Crimean War

Florence Nightingale
The Mission of Mercy: Florence Nightingale receiving the Wounded at Scutari. ©Jerry Barrett, 1857
1854 Oct 21

Florence Nightingale

England, UK

On 21 October 1854, she and the staff of 38 women volunteer nurses including her head nurse Eliza Roberts and her aunt Mai Smith, and 15 Catholic nuns were sent to the Ottoman Empire. Nightingale arrived at Selimiye Barracks in Scutari early in November 1854. Her team found that poor care for wounded soldiers was being delivered by overworked medical staff in the face of official indifference. Medicines were in short supply, hygiene was being neglected, and mass infections were common, many of them fatal. There was no equipment to process food for the patients.

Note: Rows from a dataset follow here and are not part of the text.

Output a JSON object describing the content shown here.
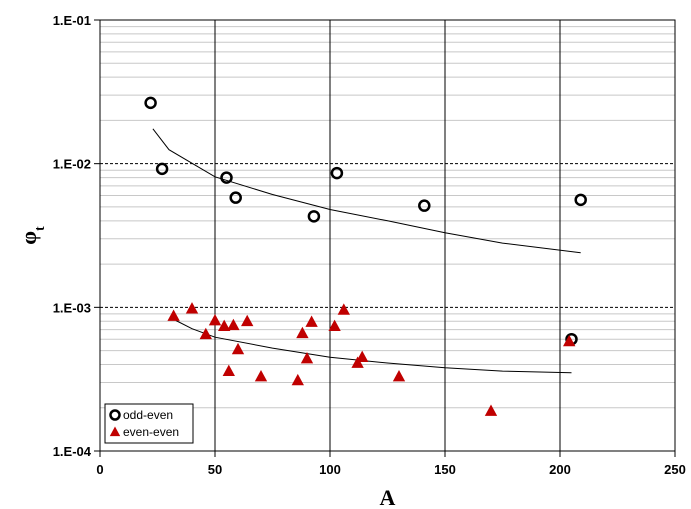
{
  "chart_data": {
    "type": "scatter",
    "title": "",
    "xlabel": "A",
    "ylabel": "φ",
    "ylabel_subscript": "t",
    "xlim": [
      0,
      250
    ],
    "ylim": [
      0.0001,
      0.1
    ],
    "yscale": "log",
    "x_ticks": [
      0,
      50,
      100,
      150,
      200,
      250
    ],
    "x_tick_labels": [
      "0",
      "50",
      "100",
      "150",
      "200",
      "250"
    ],
    "y_ticks": [
      0.0001,
      0.001,
      0.01,
      0.1
    ],
    "y_tick_labels": [
      "1.E-04",
      "1.E-03",
      "1.E-02",
      "1.E-01"
    ],
    "grid": "vertical major lines, dashed horizontal decade lines, light gray minor horizontal lines",
    "legend_position": "bottom-left",
    "series": [
      {
        "name": "odd-even",
        "marker": "open-circle",
        "color": "#000000",
        "points": [
          {
            "x": 22,
            "y": 0.0265
          },
          {
            "x": 27,
            "y": 0.0092
          },
          {
            "x": 55,
            "y": 0.008
          },
          {
            "x": 59,
            "y": 0.0058
          },
          {
            "x": 93,
            "y": 0.0043
          },
          {
            "x": 103,
            "y": 0.0086
          },
          {
            "x": 141,
            "y": 0.0051
          },
          {
            "x": 205,
            "y": 0.0006
          },
          {
            "x": 209,
            "y": 0.0056
          }
        ]
      },
      {
        "name": "even-even",
        "marker": "filled-triangle",
        "color": "#c00000",
        "points": [
          {
            "x": 32,
            "y": 0.00087
          },
          {
            "x": 40,
            "y": 0.00098
          },
          {
            "x": 46,
            "y": 0.00065
          },
          {
            "x": 50,
            "y": 0.00081
          },
          {
            "x": 54,
            "y": 0.00074
          },
          {
            "x": 56,
            "y": 0.00036
          },
          {
            "x": 58,
            "y": 0.00075
          },
          {
            "x": 60,
            "y": 0.00051
          },
          {
            "x": 64,
            "y": 0.0008
          },
          {
            "x": 70,
            "y": 0.00033
          },
          {
            "x": 86,
            "y": 0.00031
          },
          {
            "x": 88,
            "y": 0.00066
          },
          {
            "x": 90,
            "y": 0.00044
          },
          {
            "x": 92,
            "y": 0.00079
          },
          {
            "x": 102,
            "y": 0.00074
          },
          {
            "x": 106,
            "y": 0.00096
          },
          {
            "x": 112,
            "y": 0.00041
          },
          {
            "x": 114,
            "y": 0.00045
          },
          {
            "x": 130,
            "y": 0.00033
          },
          {
            "x": 170,
            "y": 0.00019
          },
          {
            "x": 204,
            "y": 0.00058
          }
        ]
      }
    ],
    "trend_lines": [
      {
        "series": "odd-even",
        "color": "#000000",
        "points": [
          {
            "x": 23,
            "y": 0.0175
          },
          {
            "x": 30,
            "y": 0.0125
          },
          {
            "x": 50,
            "y": 0.0081
          },
          {
            "x": 75,
            "y": 0.0061
          },
          {
            "x": 100,
            "y": 0.0048
          },
          {
            "x": 125,
            "y": 0.004
          },
          {
            "x": 150,
            "y": 0.0033
          },
          {
            "x": 175,
            "y": 0.0028
          },
          {
            "x": 209,
            "y": 0.0024
          }
        ]
      },
      {
        "series": "even-even",
        "color": "#000000",
        "points": [
          {
            "x": 33,
            "y": 0.00081
          },
          {
            "x": 40,
            "y": 0.00071
          },
          {
            "x": 50,
            "y": 0.00062
          },
          {
            "x": 75,
            "y": 0.00052
          },
          {
            "x": 100,
            "y": 0.00045
          },
          {
            "x": 125,
            "y": 0.00041
          },
          {
            "x": 150,
            "y": 0.00038
          },
          {
            "x": 175,
            "y": 0.00036
          },
          {
            "x": 205,
            "y": 0.00035
          }
        ]
      }
    ]
  }
}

After Nightingale sent a plea to The Times for a government solution to the poor condition of the facilities, the British Government commissioned Isambard Kingdom Brunel to design a prefabricated hospital that could be built in England and shipped to the Dardanelles. The result was Renkioi Hospital, a civilian facility that, under the management of Edmund Alexander Parkes, had a death rate less than one tenth of that of Scutari.


Stephen Paget in the Dictionary of National Biography asserted that Nightingale reduced the death rate from 42% to 2%, either by making improvements in hygiene herself, or by calling for the Sanitary Commission. For example, Nightingale implemented handwashing and other hygiene practices in the war hospital in which she worked.